Let me explain. You’ve heard of “the lees” right? I use the term here on Vinography sometimes. It refers to all the sediment that falls to the bottom of tanks or barrels as wines ferment and age. Well in addition to skins, stems, and yeast, there’s also likely some “bug” in there too. It sounds gross, but it’s actually pretty innocuous. All of this type of sediment is removed from the wine with procedures like racking, in which the clear wine is carefully poured off this settled muck at the bottom of the barrel, or fining, in which a substance (like egg whites) is added to the wine which grabs particles of stuff as it settles to the bottom. And then there’s sterile filtration, which presumably also does the trick
But I suppose if the venom is just a chemical that binds with the other chemicals in the liquid of the wine, no amount of racking or filtration is going to get it out.

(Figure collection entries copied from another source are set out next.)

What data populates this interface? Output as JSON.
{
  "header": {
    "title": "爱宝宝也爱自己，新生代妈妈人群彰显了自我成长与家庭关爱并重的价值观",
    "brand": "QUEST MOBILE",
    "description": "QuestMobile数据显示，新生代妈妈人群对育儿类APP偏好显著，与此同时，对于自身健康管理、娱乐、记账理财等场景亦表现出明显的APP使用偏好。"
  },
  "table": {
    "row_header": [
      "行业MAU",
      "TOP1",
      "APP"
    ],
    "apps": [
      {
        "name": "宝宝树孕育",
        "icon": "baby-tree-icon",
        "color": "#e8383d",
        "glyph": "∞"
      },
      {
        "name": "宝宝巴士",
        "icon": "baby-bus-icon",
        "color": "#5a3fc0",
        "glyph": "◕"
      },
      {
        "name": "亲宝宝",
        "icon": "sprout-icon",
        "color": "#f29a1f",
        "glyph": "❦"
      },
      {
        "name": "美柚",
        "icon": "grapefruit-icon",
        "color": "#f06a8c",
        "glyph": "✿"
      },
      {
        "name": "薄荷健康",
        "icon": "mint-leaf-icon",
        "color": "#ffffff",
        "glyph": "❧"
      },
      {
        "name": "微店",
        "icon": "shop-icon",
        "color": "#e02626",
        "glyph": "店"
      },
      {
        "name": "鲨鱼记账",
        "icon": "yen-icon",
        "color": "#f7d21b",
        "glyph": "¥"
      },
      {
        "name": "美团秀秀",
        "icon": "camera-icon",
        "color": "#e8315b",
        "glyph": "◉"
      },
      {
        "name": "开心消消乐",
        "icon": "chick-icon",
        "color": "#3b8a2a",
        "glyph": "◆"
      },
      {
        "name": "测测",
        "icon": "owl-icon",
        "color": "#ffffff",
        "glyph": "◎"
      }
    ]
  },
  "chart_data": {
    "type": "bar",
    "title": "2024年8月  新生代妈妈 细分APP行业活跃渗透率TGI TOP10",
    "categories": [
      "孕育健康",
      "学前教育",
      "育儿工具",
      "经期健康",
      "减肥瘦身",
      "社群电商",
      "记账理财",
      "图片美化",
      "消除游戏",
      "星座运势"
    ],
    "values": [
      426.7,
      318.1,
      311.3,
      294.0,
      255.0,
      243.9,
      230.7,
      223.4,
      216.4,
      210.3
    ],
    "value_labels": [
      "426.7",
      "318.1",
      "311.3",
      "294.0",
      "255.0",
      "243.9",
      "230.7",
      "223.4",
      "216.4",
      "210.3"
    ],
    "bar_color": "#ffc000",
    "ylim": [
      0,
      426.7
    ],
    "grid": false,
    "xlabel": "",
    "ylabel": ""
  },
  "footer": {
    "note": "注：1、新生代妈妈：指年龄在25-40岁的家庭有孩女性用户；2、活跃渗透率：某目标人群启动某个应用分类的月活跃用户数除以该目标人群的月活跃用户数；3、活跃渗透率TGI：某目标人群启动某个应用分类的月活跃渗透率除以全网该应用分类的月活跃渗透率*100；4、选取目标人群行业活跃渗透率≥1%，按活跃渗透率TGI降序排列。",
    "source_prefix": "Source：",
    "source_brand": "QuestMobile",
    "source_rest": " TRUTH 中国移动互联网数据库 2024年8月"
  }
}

So does this mean that some people will have to start carrying bottles of serum so they can squeeze a few drops in their glass before taking a sip? Or are we now going to have to arm all our sommeliers with Epi pens and train them in administering adrenaline injections as well as the Heimlich maneuver?
I don’t mean to make light of the unfortunate fate that some folks seem to be suffering from their reactions (having seen someone in anaphylactic shock, it ain’t no picnic), but it seems like a nearly impossible problem to solve unless someone figures out a treatment for the wine that neutralizes the venom. Organic chemists, sharpen your pencils!